I was reading the proof of Egorov's theorem and ran into two unclear moments.
1) Why the sets $E_k^n$ are measurable? I was trying in this way: Since $f_j(x)$ are measurable then limit function $f(x)$ is also measurable. Hence $f_j(x)$ and $-f(x)$ are measurable functions. In order $f_j(x)-f(x)$ to be measurable they should be finite a.e. But this condition does not follow the theorem's condition.
2) We know that when we fix $n$ we have $E_k^n\to E$ as $k\to\infty$. Then we can find $k_1$ such that $$m(E-E_{k_1}^n)<\frac{1}{2},$$ and taking $n=1$ we get what we need, namely $m(E-E_{k_1}^1)<\frac{1}{2},$ and we can do this repeatedly and get needed sequence $k_n$. Am I right?

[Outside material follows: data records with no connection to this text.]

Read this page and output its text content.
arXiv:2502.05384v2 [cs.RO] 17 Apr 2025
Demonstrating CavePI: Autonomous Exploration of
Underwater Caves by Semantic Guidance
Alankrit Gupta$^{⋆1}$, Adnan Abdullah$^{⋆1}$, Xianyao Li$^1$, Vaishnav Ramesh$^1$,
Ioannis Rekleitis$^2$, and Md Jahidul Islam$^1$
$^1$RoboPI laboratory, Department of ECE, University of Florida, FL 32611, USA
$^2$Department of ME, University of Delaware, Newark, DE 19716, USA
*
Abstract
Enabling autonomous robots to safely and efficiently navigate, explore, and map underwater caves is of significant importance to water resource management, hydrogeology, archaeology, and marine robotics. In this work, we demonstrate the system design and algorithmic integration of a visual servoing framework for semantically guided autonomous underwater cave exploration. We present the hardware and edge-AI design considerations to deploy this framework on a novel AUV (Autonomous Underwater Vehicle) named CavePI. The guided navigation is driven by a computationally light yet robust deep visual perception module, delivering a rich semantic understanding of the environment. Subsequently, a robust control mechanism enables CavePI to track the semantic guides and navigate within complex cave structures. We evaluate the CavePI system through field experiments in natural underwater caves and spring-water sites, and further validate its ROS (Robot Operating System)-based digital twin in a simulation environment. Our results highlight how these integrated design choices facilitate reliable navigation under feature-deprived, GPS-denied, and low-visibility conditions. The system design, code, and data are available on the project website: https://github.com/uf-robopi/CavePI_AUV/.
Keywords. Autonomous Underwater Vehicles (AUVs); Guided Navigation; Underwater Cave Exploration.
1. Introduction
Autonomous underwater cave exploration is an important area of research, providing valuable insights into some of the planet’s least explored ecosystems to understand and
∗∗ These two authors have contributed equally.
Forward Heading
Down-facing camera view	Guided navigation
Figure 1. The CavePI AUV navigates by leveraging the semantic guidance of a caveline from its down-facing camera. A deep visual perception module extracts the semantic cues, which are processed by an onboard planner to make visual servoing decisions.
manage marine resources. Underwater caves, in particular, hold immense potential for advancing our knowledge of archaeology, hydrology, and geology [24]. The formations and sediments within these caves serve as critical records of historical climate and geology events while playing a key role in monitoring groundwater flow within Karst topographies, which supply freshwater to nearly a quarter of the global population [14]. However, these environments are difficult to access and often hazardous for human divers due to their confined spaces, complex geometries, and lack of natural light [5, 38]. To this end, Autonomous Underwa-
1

Would be very grateful for help!
1) I don't understand your issue here. The sum/difference of two measurable functions is measurable. Also, if the difference wasn't finite a.e., that would imply at least one of $f_j(x)$ and $f(x)$ are not finite almost everywhere (the union of two measure 0 sets is measure 0 after all).
2) Presumably yes, although it would help to explain what "Corollary 3.3" is.